The past year has been one of the most challenging for businesses in decades. With lockdowns, restrictions and some businesses having to completely stop trading altogether, the pressure has been relentless for small and medium-sized enterprises (SMEs). It is perhaps unsurprising that SMEs, particularly in the IT sector, are concerned about their mental health.

IT businesses don’t need to suffer alone though – there is help out there

Companies large and small in the IT sector have been hit hard by the pandemic, with supply chains disrupted and operations subsequently affected. In May, a survey by the Institute of Supply Chain Management found that 97% of organisations have been or will be impacted by COVID-19 supply chain disruptions. For SMEs in IT, with fewer financial resources to fall back on, these challenges have proven particularly difficult to overcome.

Our research recently found that these pressures have not only taken a toll on the businesses themselves, but also the mental health of their leaders. Over two in five (41%) of SME leaders responsible for IT say their mental health has been negatively affected by the impact of the pandemic of their business.

As we enter 2021, almost two thirds (63%) of SME leaders in the IT sector are concerned about a loss of profits for their business. For some IT SME leaders, these concerns are even more grave, with almost half worried that their business may go into administration (47%), or that they will accumulate long-term debt (44%).

What we are seeing is that IT businesses are not simply worried that they will face short-term hurdles, they also have long-term concerns about the survival of their business. Over half (54%) of SME leaders in IT are worried about consumer confidence over the next year. For many companies, whether these concerns are well-founded will be the make or break of their business.

One IT business whose services have been affected by the pandemic are Birmingham based IT service providers EDIT Ltd. Typically offering face-to-face support to schools, EDIT Ltd had to adapt their services and learn new skills. Business manager, Abdul Sidike, told us that the mental health of everyone in his business was affected in some way by the pandemic.

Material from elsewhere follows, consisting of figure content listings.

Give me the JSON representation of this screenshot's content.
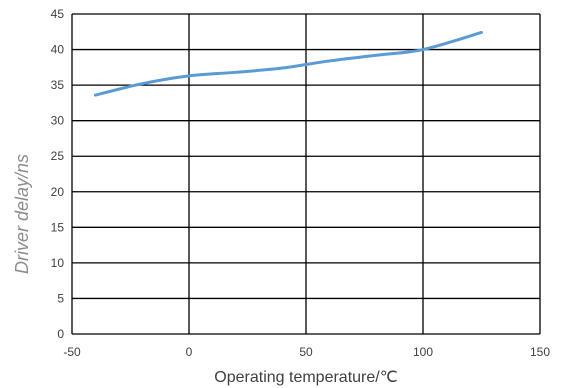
{
  "chart_data": {
    "type": "line",
    "title": "",
    "xlabel": "Operating temperature/℃",
    "ylabel": "Driver delay/ns",
    "xlim": [
      -50,
      150
    ],
    "ylim": [
      0,
      45
    ],
    "xticks": [
      -50,
      0,
      50,
      100,
      150
    ],
    "yticks": [
      0,
      5,
      10,
      15,
      20,
      25,
      30,
      35,
      40,
      45
    ],
    "grid": true,
    "legend": "none",
    "series": [
      {
        "color": "#5b9bd5",
        "x": [
          -40,
          -20,
          0,
          20,
          40,
          60,
          80,
          100,
          125
        ],
        "y": [
          33.6,
          35.2,
          36.3,
          36.8,
          37.4,
          38.4,
          39.2,
          40.0,
          42.4
        ]
      }
    ]
  }
}
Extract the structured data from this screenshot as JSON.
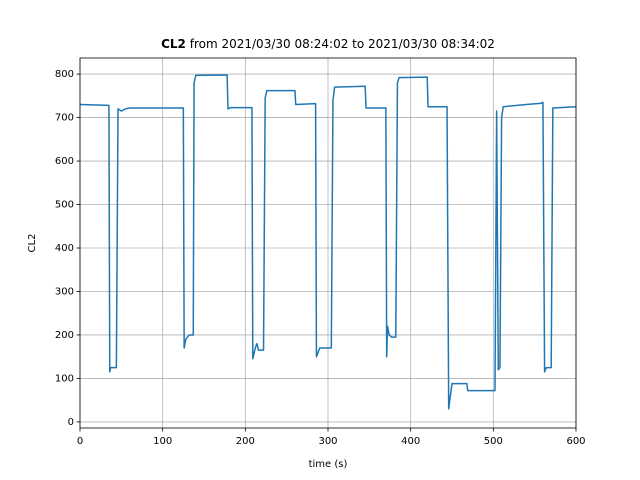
{
  "chart_data": {
    "type": "line",
    "title_bold": "CL2",
    "title": "from 2021/03/30 08:24:02 to 2021/03/30 08:34:02",
    "x_label": "time (s)",
    "y_label": "CL2",
    "x": [
      0,
      35,
      36,
      37,
      44,
      46,
      50,
      55,
      60,
      125,
      126,
      128,
      132,
      137,
      138,
      140,
      178,
      179,
      182,
      208,
      209,
      212,
      214,
      216,
      222,
      224,
      226,
      260,
      261,
      285,
      286,
      290,
      304,
      306,
      308,
      345,
      346,
      370,
      371,
      372,
      374,
      377,
      382,
      384,
      386,
      420,
      421,
      444,
      446,
      448,
      450,
      468,
      469,
      502,
      504,
      506,
      508,
      510,
      512,
      540,
      558,
      560,
      562,
      564,
      570,
      572,
      600
    ],
    "series": [
      {
        "name": "CL2",
        "color": "#1f77b4",
        "values": [
          730,
          728,
          115,
          125,
          125,
          720,
          715,
          720,
          722,
          722,
          170,
          190,
          200,
          200,
          780,
          797,
          798,
          720,
          723,
          723,
          145,
          170,
          180,
          165,
          165,
          745,
          762,
          762,
          730,
          732,
          150,
          170,
          170,
          740,
          770,
          772,
          722,
          722,
          150,
          220,
          200,
          195,
          195,
          780,
          792,
          793,
          725,
          725,
          30,
          60,
          88,
          88,
          72,
          72,
          715,
          120,
          125,
          700,
          725,
          730,
          733,
          735,
          115,
          125,
          125,
          722,
          725
        ]
      }
    ],
    "xlim": [
      0,
      600
    ],
    "ylim": [
      -14,
      837
    ],
    "xticks": [
      0,
      100,
      200,
      300,
      400,
      500,
      600
    ],
    "yticks": [
      0,
      100,
      200,
      300,
      400,
      500,
      600,
      700,
      800
    ],
    "grid": true
  }
}
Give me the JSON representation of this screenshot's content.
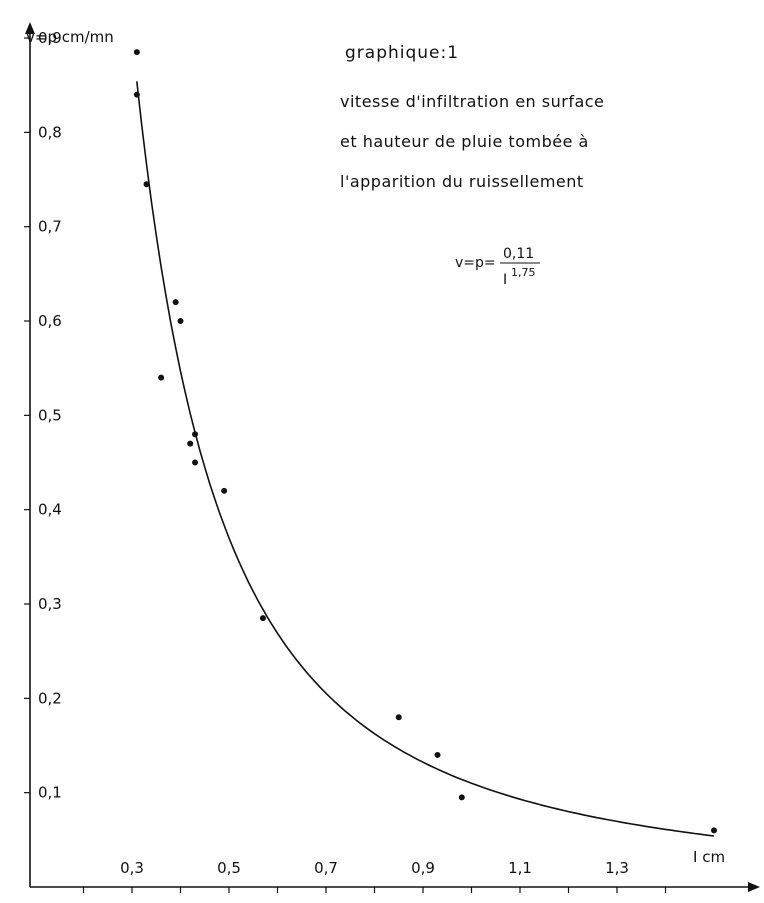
{
  "chart_data": {
    "type": "scatter",
    "title": "graphique:1",
    "subtitle": [
      "vitesse d'infiltration en surface",
      "et hauteur de pluie tombée à",
      "l'apparition du ruissellement"
    ],
    "ylabel": "v=p cm/mn",
    "xlabel": "I cm",
    "xlim": [
      0.1,
      1.5
    ],
    "ylim": [
      0,
      0.9
    ],
    "x_ticks": [
      0.3,
      0.5,
      0.7,
      0.9,
      1.1,
      1.3
    ],
    "x_tick_labels": [
      "0,3",
      "0,5",
      "0,7",
      "0,9",
      "1,1",
      "1,3"
    ],
    "y_ticks": [
      0.1,
      0.2,
      0.3,
      0.4,
      0.5,
      0.6,
      0.7,
      0.8,
      0.9
    ],
    "y_tick_labels": [
      "0,1",
      "0,2",
      "0,3",
      "0,4",
      "0,5",
      "0,6",
      "0,7",
      "0,8",
      "0,9"
    ],
    "formula": {
      "lhs": "v=p=",
      "numerator": "0,11",
      "base": "I",
      "exponent": "1,75"
    },
    "curve": {
      "coefficient": 0.11,
      "exponent": 1.75
    },
    "points": [
      {
        "x": 0.31,
        "y": 0.885
      },
      {
        "x": 0.31,
        "y": 0.84
      },
      {
        "x": 0.33,
        "y": 0.745
      },
      {
        "x": 0.39,
        "y": 0.62
      },
      {
        "x": 0.4,
        "y": 0.6
      },
      {
        "x": 0.36,
        "y": 0.54
      },
      {
        "x": 0.43,
        "y": 0.48
      },
      {
        "x": 0.42,
        "y": 0.47
      },
      {
        "x": 0.43,
        "y": 0.45
      },
      {
        "x": 0.49,
        "y": 0.42
      },
      {
        "x": 0.57,
        "y": 0.285
      },
      {
        "x": 0.85,
        "y": 0.18
      },
      {
        "x": 0.93,
        "y": 0.14
      },
      {
        "x": 0.98,
        "y": 0.095
      },
      {
        "x": 1.5,
        "y": 0.06
      }
    ],
    "grid": false,
    "legend": "none"
  }
}
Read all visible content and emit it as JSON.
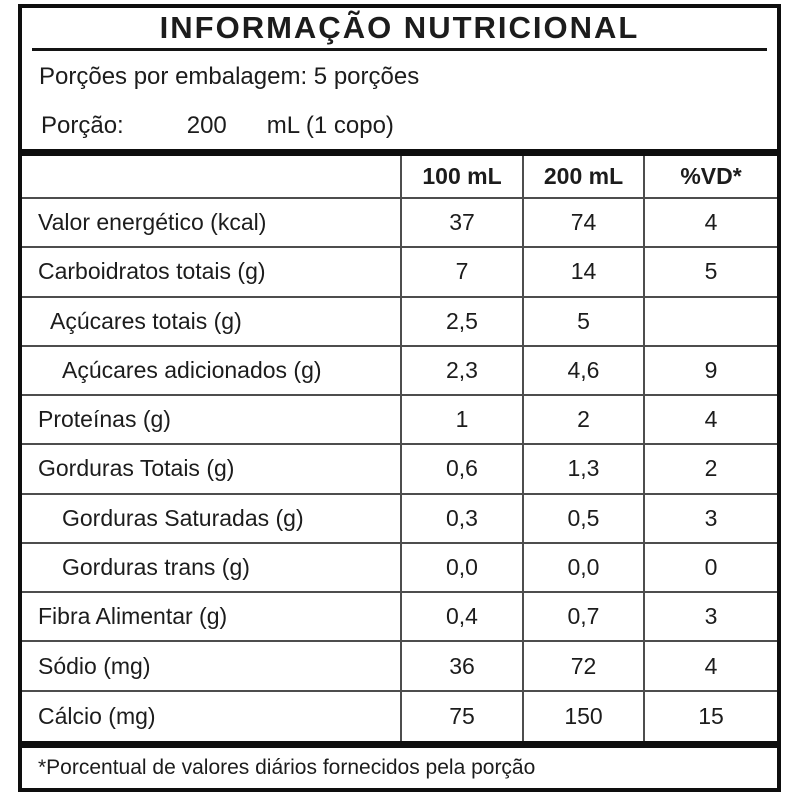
{
  "title": "INFORMAÇÃO NUTRICIONAL",
  "servings_line": "Porções por embalagem: 5 porções",
  "portion": {
    "label": "Porção:",
    "amount": "200",
    "unit": "mL (1 copo)"
  },
  "columns": [
    "100 mL",
    "200 mL",
    "%VD*"
  ],
  "rows": [
    {
      "label": "Valor energético (kcal)",
      "indent": 0,
      "per_100ml": "37",
      "per_200ml": "74",
      "vd_percent": "4"
    },
    {
      "label": "Carboidratos totais (g)",
      "indent": 0,
      "per_100ml": "7",
      "per_200ml": "14",
      "vd_percent": "5"
    },
    {
      "label": "Açúcares totais (g)",
      "indent": 1,
      "per_100ml": "2,5",
      "per_200ml": "5",
      "vd_percent": ""
    },
    {
      "label": "Açúcares adicionados (g)",
      "indent": 2,
      "per_100ml": "2,3",
      "per_200ml": "4,6",
      "vd_percent": "9"
    },
    {
      "label": "Proteínas (g)",
      "indent": 0,
      "per_100ml": "1",
      "per_200ml": "2",
      "vd_percent": "4"
    },
    {
      "label": "Gorduras Totais (g)",
      "indent": 0,
      "per_100ml": "0,6",
      "per_200ml": "1,3",
      "vd_percent": "2"
    },
    {
      "label": "Gorduras Saturadas (g)",
      "indent": 2,
      "per_100ml": "0,3",
      "per_200ml": "0,5",
      "vd_percent": "3"
    },
    {
      "label": "Gorduras trans (g)",
      "indent": 2,
      "per_100ml": "0,0",
      "per_200ml": "0,0",
      "vd_percent": "0"
    },
    {
      "label": "Fibra Alimentar (g)",
      "indent": 0,
      "per_100ml": "0,4",
      "per_200ml": "0,7",
      "vd_percent": "3"
    },
    {
      "label": "Sódio (mg)",
      "indent": 0,
      "per_100ml": "36",
      "per_200ml": "72",
      "vd_percent": "4"
    },
    {
      "label": "Cálcio (mg)",
      "indent": 0,
      "per_100ml": "75",
      "per_200ml": "150",
      "vd_percent": "15"
    }
  ],
  "footnote": "*Porcentual de valores diários fornecidos pela porção"
}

IT businesses don’t need to suffer alone though – there is help out there. Business leaders must grasp the advice and support that is out there to help them through this difficult period.

One of these programmes is the government funded Small Business Leadership Programme (SBLP). Delivered by business schools across the country, the free programme is designed to help SME leaders build the strength and resilience of their business and to drive future growth.

All the more important, though, is the opportunity that these business courses provide for SME leaders to meet others in the same situation, discussing challenges and sharing advice on how to tackle them.

Over lockdown, we have seen people coming together: neighbours clapping for the NHS, young people dropping off groceries for their elders. We urge business leaders to do the same thing and accept help and support where they can get it – it could make all the difference in the future for their business.